Plinko and the Binomial Distribution

A Bernoulli trial is an experiment that results in a success with probability $p$ and a failure with probability $1-p$. A random variable is said to have a Binomial Distribution if it is the result of recording the number of successes in n independent Bernoulli trials.

In the Applet below, we have represented repeated independent Bernoulli trials by a single ball falling through an array of pins. Each time a ball falls onto a pin, it will bounce to the right (i.e. a success) with probability $p$ or to the left (i.e. a failure) with probability $1-p$. After the ball falls through the array, it lands in a bin labeled by the corresponding number of successes.

Click on a bin to see its corresponding total and probability. Alternatively, use the left and right arrow buttons to scroll through the bins. Also displayed is a confidence interval centered on the theoretical expected bin. Bins that are included in this confidence interval are highlighted in green.

David Little: http://www.personal.psu.edu/dpl14/java/probability/plinko/index.html

Plinko II

Plinko Probability

Plinko Probability: http://phet.colorado.edu/pt/simulation/plinko-probability

Galton Box

Sir Francis Galton

The bean machine, also known as the quincunx or Galton box, is a device invented by Sir Francis Galton to demonstrate the central limit theorem, in particular that the normal distribution is approximate to the binomial distribution.

The bean machine, as drawn by Sir Francis Galton

The machine consists of a vertical board with interleaved rows of pins.
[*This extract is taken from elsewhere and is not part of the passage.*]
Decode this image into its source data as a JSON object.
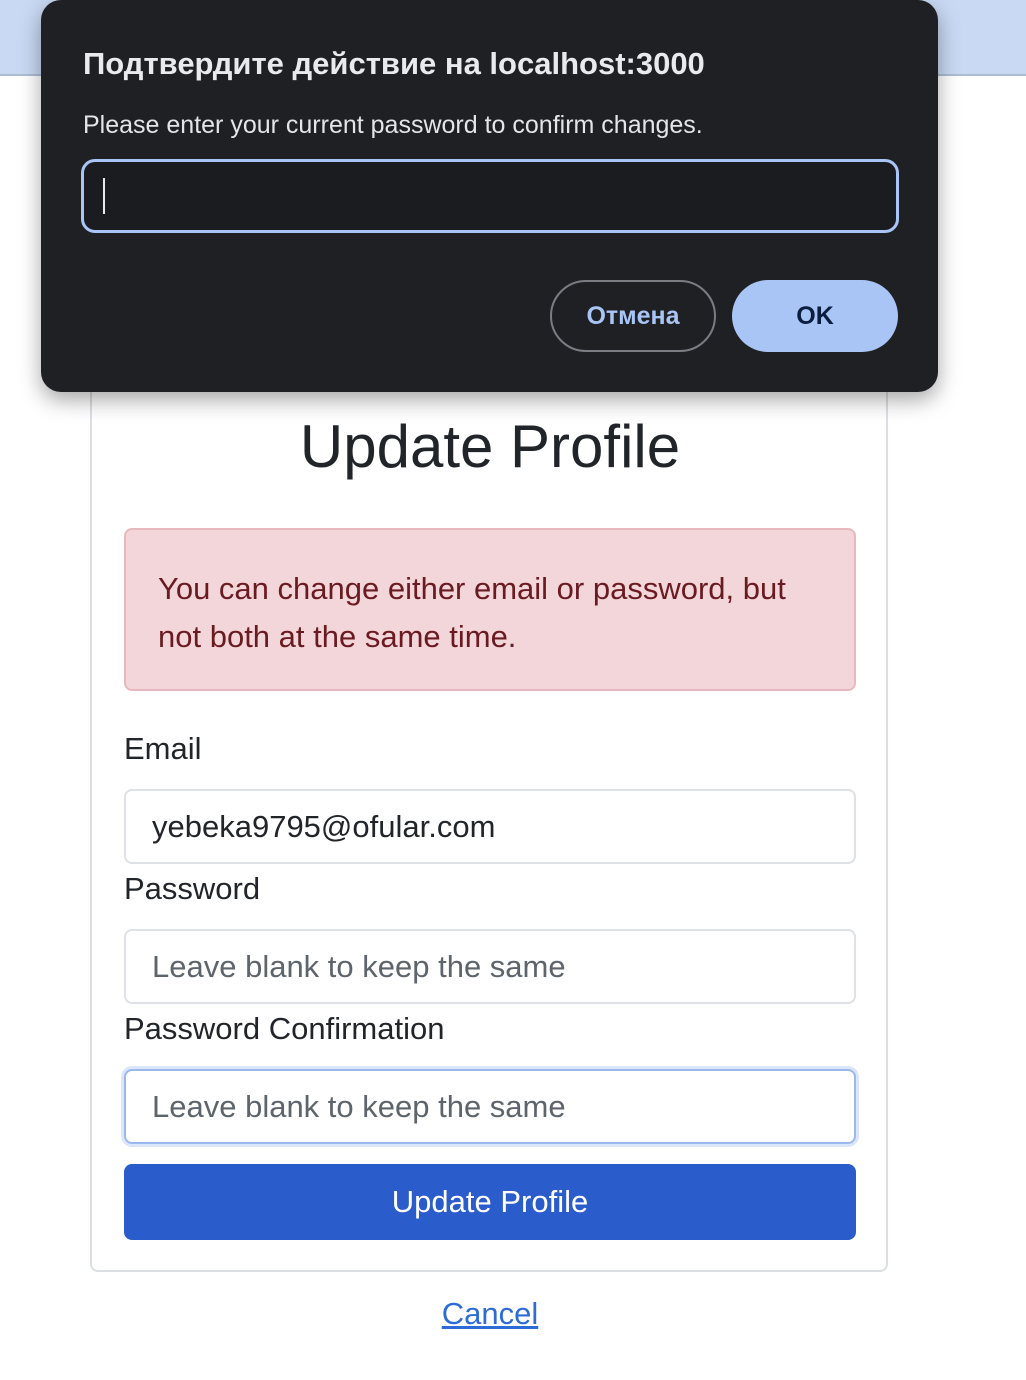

Balls are dropped from the top, and bounce left and right as they hit the pins. Eventually, they are collected into one-ball-wide bins at the bottom. The height of ball columns in the bins approximates a bell curve.
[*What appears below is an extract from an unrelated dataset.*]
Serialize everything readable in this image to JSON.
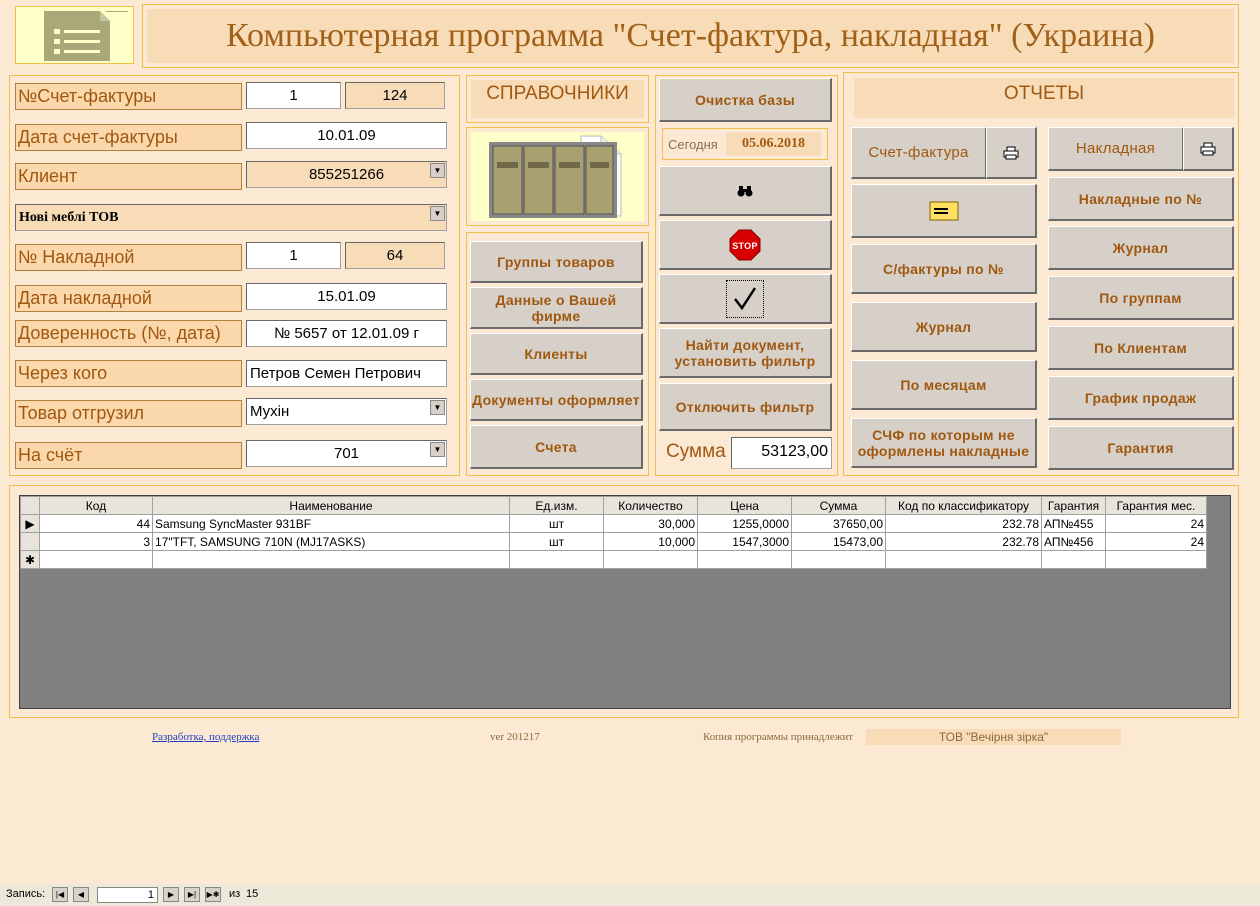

Overlaying Pascal’s triangle onto the pins shows the number of different paths that can be taken to get to each bin.

A large-scale working model of this device can be seen at the Museum of Science, Boston in the Mathematica exhibit.

Distribution of the balls

If a ball bounces to the right k times on its way down (and to the left on the remaining pins) it ends up in the kth bin counting from the left. Denoting the number of rows of pins in a bean machine by n, the number of paths to the kth bin on the bottom is given by the binomial coefficient ${}^{n}{{C}_{k}}$. If the probability of bouncing right on a pin is p (which equals 0.5 on an unbiased machine) the probability that the ball ends up in the kth bin equals ${}^{n}{{C}_{k}}\,{{p}^{k}}{{(1-p)}^{n-k}}$. This is the probability mass function of a binomial distribution.

According to the central limit theorem the binomial distribution approximates the normal distribution provided that n, the number of rows of pins in the machine, is large.